Deux trois gars me bousculèrent même en sortant. Y avait un troupeau de pétasses derrière qui se marrait. Qu’est-ce que j’avais envie de leur faire bouffer leurs dents à ces espèces d’ados qui sortaient à peine du lycée et pensaient être les rois du monde maintenant qu’ils étaient à la fac.

Une clope, un café, ça ira mieux.

Pour le café, je dus me résigner à abandonner quand je vis les trente personnes qui attendaient devant la machine. Alors je me rabattis sur la cigarette. Adossé à un mur, à l’ombre, je galérais à l’allumer. Même ça, ça me faisait mal. Une première bouffée de tabac me fit soupirer. Je fermai les yeux quelques secondes. Je sentais poindre le mal de crâne et la journée était pas finie. Pourquoi j’avais été assez con pour vouloir me lancer dans des études ? J’aurais pu trouver un petit taff pas qualifié dans le sud et vivre ma vie tranquille, rapper un peu quand j’en avais l’occasion et j’aurais pas eu à vivre toute cette merde. Mais non. J’avais décidé de monter à Paris.

— Excuse-moi, est-ce que tu aurais du feu ? me demanda une voix claire.

Je rouvris aussitôt les yeux et tombai sur une petite meuf souriante qui devait bien faire deux têtes de moins que moi. J’arrivais pas vraiment à savoir si elle était rousse ou brune. Peut-être un peu des deux. Le soleil se reflétait dans ses cheveux et dans ses yeux vairons. Ça me fit bugger d’ailleurs. Un vert, un bleu. C’était bizarre.

— Euh, ouais… Tiens.

Je lui tendis mon briquet et la regardai allumer sa clope en louchant sur la flamme. J’en profitai pour la détailler un peu plus, histoire de savoir à qui j’avais à faire. Des bijoux qui avaient pas l’air en toc aux doigts et aux poignets, un style plutôt classique, un maquillage très discret. Elle était mignonne, sans trop en faire.

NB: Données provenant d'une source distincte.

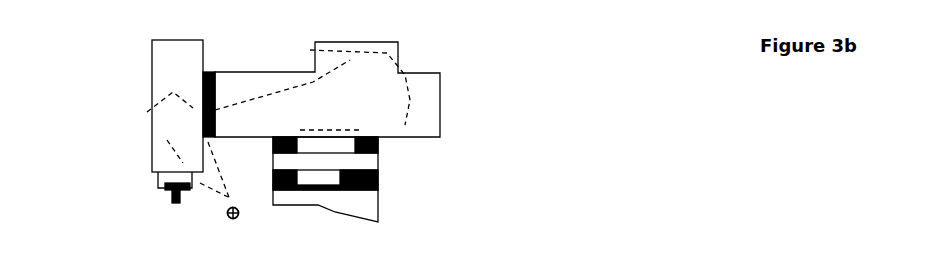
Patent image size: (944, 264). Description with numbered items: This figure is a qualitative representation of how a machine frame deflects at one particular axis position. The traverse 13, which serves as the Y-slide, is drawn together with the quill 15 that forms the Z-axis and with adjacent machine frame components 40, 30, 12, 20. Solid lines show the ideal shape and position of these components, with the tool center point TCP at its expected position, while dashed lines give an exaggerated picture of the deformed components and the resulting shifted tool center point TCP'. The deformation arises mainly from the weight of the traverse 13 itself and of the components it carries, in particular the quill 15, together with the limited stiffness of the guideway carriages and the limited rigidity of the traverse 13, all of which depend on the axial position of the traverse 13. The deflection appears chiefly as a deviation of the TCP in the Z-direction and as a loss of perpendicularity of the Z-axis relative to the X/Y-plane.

The tool holder 40 is at (194, 79).
The quill 15 is at (163, 122).
The traverse 13 is at (390, 102).
The upper clamping bar 30 is at (395, 158).
The middle element 12 is at (363, 160).
The lower element 20 is at (396, 191).
The tool center point TCP is at (58, 171).
The shifted tool center point TCP' is at (140, 223).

— Merci, me sourit-elle. Belle entrée, ce matin.

— Ouais je… me suis perdu, marmonnai-je, honteux.

— Si ça peut te rassurer, tu n’as eu que trente minutes de retard. Mon premier jour ici, j’avais toujours pas trouvé au bout d’une heure trente. En fait, je m’étais trompée de bâtiment. Je suis venue là, alors que je devais aller à Tolbiac, résultat, je suis arrivée cinq minutes avant la fin du cours.

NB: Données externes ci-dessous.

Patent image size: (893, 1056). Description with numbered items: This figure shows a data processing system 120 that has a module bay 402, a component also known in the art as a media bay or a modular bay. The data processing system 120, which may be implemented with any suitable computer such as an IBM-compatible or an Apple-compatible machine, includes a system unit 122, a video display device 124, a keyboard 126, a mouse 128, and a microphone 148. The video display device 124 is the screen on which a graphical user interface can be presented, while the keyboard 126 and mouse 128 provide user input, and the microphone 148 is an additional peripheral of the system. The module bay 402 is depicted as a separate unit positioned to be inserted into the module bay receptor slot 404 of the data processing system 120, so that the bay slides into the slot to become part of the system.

J’esquissai un sourire amusé. Elle me racontait ça comme si on se connaissait depuis toujours. Elle avait l’air bavarde, elle serait vite déçue avec moi. Je savais pas quoi dire. J’avais même pas vraiment envie de parler en fait.

— Bon, ravie d’avoir fait ta connaissance, Mikaël Castelle, s’exclama-t-elle tout à coup. À plus tard.

Elle m’adressa un petit signe de main et repartit en sautillant jusqu’à une meuf et un mec qui devaient être en cours avec nous aussi. Ils m'observaient bizarrement : entre le sourire sympa et le regard méprisant. Je sentais que ça allait être difficile, s’ils se comportaient tous comme ça.

Elle m’a pas dit comment elle s’appelle.

Je jetai mon mégot à mes pieds et me décidai à bouger. J’allais pas rester là deux heures à la regarder de loin en attendant de me perdre à la recherche de la prochaine salle. Autant faire un repérage, pour éviter de me faire remarquer une seconde fois.

Mon ventre gronda. J’avais la dalle, sauf que j’avais rien prévu à bouffer et qu’avec mes conneries de repérage de mes deux, il me restait que trente minutes de pause avant le début du cours. J’allais jamais avoir le temps de sortir de la fac, de me trouver un sandwich et de revenir. Tant pis, j’allais prendre mon mal en patience.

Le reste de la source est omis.